C’est indéniablement un point fort : Las Vegas Parano parvient à montrer les effets, non pas de la drogue en général, mais de plusieurs drogues différentes. Pendant près de deux heures, Terry Gilliam offre une expérience non-stop de manipulation d’images et le spectateur est plongé dans un univers jamais tout à fait normal. Il y a bien une scène ou deux où les personnages sont quasiment sobres et où la mise en scène est plus sobre, mais la majeure partie du film est totalement frappée. C’est enivrant et peut-être aussi un petit peu fatiguant : l’expérience n’est pas de tout repos et le film a un côté hystérique qui peut user prématurément, surtout si on le regarde sans consommer les mêmes drogues que les personnages. Ces derniers sont par ailleurs parfaitement interprétés, avec une mention spéciale pour Johnny Depp, que le romancier a rencontré pendant le casting et qu’il tenait à voir interpréter son rôle. De fait, l’acteur est excellent dans ce rôle assez dingue et il est toujours crédible, ce qui n’était pas gagné a priori. À ses côtés, Benicio Del Toro a un jeu volontairement insupportable et l’acteur est souvent méconnaissable. Le duo fait correctement le travail et le film tient largement sur leurs épaules, même s’ils ne parviennent pas vraiment à nous intéresser au-delà de la curiosité technique. C’est un peu le problème de Las Vegas Parano, c’est une exploration intéressante des effets des drogue, le témoignage d’une époque aussi et quelques séquences vraiment impressionnantes, parfois à la limite du supportable. Tout ceci est très bien, mais le film ne parvient jamais tout à fait à passionner ses spectateurs pour les deux personnages et on suit l’intrigue avec une curiosité polie davantage que par passion. Pour le dire autrement, Terry Gilliam signe une expérience intéressante intellectuellement, mais ce n’est pas une histoire que l’on a vraiment envie de revoir.
Le cinéaste est connu pour ses expérimentations parfois radicales et il le prouve largement avec Las Vegas Parano.
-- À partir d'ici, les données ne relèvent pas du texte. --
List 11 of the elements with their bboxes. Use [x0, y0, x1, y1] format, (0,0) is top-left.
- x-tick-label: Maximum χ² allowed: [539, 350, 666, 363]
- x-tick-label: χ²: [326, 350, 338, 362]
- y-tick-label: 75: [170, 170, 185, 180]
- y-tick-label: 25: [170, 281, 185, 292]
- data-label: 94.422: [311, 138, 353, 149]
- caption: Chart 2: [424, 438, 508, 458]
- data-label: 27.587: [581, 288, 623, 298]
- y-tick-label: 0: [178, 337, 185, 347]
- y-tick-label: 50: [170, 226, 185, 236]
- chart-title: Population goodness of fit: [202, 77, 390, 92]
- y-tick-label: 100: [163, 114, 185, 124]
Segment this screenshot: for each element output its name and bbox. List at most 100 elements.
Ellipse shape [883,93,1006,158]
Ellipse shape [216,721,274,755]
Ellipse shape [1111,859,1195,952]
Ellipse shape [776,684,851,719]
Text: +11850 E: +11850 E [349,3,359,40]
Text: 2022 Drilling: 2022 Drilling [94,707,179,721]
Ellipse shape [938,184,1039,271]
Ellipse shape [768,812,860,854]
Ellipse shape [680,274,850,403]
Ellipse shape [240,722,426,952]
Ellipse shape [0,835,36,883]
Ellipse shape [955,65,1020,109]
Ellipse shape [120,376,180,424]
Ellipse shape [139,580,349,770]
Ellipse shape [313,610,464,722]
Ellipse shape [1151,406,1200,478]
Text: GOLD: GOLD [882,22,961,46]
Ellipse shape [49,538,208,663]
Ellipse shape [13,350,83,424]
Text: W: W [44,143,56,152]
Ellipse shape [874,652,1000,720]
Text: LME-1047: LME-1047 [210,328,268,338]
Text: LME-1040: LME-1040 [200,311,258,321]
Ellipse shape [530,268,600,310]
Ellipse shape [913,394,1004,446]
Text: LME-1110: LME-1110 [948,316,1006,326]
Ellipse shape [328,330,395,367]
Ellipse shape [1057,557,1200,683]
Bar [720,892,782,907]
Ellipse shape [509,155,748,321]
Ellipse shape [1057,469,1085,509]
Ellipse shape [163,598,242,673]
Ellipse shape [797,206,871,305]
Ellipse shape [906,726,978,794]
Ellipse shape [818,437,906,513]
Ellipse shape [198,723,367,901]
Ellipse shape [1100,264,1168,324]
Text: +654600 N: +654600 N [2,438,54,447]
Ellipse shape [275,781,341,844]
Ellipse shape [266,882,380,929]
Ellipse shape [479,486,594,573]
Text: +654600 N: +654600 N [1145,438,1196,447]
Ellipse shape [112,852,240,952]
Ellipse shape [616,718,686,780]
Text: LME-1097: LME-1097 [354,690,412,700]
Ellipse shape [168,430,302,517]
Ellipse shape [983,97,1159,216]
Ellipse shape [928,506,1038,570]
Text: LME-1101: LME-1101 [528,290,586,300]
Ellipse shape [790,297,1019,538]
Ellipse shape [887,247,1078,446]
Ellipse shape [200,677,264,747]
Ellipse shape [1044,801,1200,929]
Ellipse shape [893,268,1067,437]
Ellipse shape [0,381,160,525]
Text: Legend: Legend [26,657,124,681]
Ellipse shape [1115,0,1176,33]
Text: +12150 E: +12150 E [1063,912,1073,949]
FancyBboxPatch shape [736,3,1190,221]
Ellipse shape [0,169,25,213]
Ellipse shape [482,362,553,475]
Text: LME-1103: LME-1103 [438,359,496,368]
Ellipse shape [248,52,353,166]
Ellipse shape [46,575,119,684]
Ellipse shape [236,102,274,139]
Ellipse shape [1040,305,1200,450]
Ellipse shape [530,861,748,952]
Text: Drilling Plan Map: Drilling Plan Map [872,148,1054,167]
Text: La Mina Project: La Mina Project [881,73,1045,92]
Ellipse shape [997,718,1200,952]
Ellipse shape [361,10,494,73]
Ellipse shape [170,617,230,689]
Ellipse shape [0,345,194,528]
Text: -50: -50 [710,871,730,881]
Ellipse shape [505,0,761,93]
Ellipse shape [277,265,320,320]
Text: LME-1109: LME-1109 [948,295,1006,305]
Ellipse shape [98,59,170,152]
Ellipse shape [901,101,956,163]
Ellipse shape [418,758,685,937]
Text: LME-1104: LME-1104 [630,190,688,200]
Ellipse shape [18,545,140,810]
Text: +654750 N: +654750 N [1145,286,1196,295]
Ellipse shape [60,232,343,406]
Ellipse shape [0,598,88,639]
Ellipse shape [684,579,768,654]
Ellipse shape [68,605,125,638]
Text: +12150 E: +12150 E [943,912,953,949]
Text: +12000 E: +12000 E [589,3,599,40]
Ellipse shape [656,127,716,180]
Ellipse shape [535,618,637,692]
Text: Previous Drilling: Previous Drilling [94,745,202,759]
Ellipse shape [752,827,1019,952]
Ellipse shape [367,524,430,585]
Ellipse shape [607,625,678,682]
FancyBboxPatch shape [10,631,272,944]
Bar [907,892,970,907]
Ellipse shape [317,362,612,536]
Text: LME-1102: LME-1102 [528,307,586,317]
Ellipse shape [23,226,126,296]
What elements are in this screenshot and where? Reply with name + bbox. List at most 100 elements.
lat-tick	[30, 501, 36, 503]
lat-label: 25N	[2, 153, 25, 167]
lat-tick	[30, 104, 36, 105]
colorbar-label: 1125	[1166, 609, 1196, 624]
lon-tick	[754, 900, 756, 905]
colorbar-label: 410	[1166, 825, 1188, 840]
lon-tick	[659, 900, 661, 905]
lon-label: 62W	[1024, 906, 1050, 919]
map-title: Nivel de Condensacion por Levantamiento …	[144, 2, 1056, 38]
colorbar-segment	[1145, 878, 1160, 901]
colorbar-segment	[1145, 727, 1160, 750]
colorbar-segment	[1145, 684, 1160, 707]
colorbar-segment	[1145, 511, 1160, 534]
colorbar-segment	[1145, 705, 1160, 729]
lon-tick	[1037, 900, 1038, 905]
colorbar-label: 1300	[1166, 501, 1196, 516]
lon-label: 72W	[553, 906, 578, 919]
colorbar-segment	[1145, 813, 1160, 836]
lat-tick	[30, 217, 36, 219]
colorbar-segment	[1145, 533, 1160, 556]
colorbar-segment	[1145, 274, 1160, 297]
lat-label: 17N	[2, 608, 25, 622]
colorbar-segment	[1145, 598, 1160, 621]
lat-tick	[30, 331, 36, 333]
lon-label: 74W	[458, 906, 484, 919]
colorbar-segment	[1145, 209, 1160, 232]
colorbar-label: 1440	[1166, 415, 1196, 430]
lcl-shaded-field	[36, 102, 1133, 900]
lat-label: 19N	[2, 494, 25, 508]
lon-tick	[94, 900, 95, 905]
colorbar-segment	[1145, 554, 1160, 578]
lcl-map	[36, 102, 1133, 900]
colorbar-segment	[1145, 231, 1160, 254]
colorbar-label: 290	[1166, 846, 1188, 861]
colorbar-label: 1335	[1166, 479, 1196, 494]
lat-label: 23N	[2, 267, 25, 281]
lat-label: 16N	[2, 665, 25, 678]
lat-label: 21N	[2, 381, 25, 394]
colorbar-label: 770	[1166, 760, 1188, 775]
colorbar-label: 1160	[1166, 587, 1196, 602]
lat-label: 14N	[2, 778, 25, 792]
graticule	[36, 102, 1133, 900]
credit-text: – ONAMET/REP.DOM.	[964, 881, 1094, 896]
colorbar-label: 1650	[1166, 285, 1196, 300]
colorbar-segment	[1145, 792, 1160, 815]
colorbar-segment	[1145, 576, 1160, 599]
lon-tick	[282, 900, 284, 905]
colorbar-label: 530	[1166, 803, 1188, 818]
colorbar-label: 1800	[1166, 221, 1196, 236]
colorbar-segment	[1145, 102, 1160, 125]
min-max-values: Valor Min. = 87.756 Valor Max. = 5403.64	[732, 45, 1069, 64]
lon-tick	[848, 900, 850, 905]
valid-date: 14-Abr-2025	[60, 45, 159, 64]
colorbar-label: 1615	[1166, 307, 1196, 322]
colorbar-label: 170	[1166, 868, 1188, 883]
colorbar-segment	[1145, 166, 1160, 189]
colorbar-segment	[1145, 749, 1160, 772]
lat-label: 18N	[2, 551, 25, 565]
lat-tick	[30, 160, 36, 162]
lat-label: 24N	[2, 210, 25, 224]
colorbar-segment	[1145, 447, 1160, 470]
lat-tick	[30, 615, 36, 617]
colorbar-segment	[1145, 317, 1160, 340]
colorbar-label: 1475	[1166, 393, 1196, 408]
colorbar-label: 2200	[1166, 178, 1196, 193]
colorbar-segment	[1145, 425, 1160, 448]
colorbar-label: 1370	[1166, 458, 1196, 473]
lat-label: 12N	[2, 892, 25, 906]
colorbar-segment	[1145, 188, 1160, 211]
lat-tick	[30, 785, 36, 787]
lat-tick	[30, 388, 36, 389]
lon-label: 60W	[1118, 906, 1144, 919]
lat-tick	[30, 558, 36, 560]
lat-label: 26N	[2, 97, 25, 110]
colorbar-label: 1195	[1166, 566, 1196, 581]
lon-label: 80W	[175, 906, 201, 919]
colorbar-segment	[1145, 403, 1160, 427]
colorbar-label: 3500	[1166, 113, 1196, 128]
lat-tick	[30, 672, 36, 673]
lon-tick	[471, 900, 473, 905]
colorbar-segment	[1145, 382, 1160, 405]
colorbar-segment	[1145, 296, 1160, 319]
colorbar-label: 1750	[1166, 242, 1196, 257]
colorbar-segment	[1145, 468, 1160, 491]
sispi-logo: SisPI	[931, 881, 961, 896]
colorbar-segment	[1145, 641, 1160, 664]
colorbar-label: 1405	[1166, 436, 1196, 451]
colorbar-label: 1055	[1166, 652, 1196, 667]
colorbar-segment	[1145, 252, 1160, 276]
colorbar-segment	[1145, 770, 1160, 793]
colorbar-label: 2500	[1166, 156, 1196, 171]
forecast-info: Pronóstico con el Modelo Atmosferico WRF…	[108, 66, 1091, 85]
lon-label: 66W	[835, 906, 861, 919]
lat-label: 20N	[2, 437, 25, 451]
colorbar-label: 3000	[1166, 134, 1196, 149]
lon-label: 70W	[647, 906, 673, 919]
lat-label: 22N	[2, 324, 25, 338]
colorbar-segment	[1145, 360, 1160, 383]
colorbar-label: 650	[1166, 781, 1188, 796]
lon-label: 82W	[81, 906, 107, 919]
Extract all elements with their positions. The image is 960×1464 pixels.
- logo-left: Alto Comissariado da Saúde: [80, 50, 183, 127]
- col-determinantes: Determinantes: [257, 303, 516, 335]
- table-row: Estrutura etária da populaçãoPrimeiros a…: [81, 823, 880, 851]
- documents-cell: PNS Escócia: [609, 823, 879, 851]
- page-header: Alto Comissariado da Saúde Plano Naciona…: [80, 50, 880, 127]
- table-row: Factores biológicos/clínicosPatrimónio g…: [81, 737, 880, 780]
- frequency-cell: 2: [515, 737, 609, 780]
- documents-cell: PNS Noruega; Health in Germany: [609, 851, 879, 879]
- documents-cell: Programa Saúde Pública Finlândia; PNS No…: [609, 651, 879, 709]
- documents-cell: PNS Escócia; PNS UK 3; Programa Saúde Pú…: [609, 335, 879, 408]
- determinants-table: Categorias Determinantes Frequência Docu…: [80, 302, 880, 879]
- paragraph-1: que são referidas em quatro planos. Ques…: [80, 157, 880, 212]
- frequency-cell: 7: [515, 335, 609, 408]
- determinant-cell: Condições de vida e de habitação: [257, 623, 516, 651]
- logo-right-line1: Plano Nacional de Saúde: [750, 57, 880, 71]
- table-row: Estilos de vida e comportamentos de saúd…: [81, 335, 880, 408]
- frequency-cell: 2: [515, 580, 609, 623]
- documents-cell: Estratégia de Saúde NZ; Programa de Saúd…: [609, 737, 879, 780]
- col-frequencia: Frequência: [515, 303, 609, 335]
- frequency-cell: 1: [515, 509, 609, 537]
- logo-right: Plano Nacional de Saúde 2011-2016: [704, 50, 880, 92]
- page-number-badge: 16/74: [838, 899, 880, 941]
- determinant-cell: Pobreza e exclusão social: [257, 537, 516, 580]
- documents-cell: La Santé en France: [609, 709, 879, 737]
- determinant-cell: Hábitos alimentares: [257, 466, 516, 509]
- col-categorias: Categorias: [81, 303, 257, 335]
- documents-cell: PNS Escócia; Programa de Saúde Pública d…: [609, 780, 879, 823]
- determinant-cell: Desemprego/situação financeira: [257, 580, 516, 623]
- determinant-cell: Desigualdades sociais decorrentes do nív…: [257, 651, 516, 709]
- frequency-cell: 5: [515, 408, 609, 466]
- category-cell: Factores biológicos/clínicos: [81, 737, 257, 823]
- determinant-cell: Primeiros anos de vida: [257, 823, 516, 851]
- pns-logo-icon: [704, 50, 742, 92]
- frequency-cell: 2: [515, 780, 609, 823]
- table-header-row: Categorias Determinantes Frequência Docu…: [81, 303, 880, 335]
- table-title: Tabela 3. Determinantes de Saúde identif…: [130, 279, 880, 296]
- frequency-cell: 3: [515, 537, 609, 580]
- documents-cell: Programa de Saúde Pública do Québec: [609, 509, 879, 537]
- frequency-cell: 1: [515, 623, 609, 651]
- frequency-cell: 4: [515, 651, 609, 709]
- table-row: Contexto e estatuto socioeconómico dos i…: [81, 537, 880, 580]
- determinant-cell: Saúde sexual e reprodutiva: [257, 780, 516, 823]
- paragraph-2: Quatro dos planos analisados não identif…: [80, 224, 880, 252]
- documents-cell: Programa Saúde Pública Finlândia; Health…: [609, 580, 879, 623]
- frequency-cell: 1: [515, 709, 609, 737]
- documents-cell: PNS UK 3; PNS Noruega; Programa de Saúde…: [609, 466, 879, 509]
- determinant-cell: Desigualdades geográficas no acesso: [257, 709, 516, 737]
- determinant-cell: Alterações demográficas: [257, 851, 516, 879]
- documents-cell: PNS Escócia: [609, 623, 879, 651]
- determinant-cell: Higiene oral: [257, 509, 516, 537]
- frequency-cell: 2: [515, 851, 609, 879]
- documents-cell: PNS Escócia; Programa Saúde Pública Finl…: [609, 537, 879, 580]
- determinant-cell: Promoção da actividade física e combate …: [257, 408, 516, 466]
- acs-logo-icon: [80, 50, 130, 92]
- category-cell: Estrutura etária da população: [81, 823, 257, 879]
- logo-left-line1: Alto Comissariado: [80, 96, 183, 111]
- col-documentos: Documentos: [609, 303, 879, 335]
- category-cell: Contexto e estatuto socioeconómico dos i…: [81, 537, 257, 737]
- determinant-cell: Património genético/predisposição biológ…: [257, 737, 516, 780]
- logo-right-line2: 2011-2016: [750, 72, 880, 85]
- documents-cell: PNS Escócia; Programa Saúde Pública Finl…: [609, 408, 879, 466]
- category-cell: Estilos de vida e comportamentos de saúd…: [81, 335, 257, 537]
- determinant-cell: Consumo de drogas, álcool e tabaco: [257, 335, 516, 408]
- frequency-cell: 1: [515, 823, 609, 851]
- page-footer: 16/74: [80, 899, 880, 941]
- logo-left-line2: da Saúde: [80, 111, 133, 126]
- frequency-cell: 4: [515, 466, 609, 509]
La mise en scène sous influence des drogues est très convaincante, les deux acteurs principaux sont très bien et plusieurs séquences sont très réalistes et par moment presque insupportables. Tout ceci est très bien, mais Terry Gilliam ne dépasse pas vraiment le stade de l’expérience intéressante et bien réalisée. Las Vegas Parano mérite d’être vu au moins une fois, par curiosité, mais pas nécessairement plus.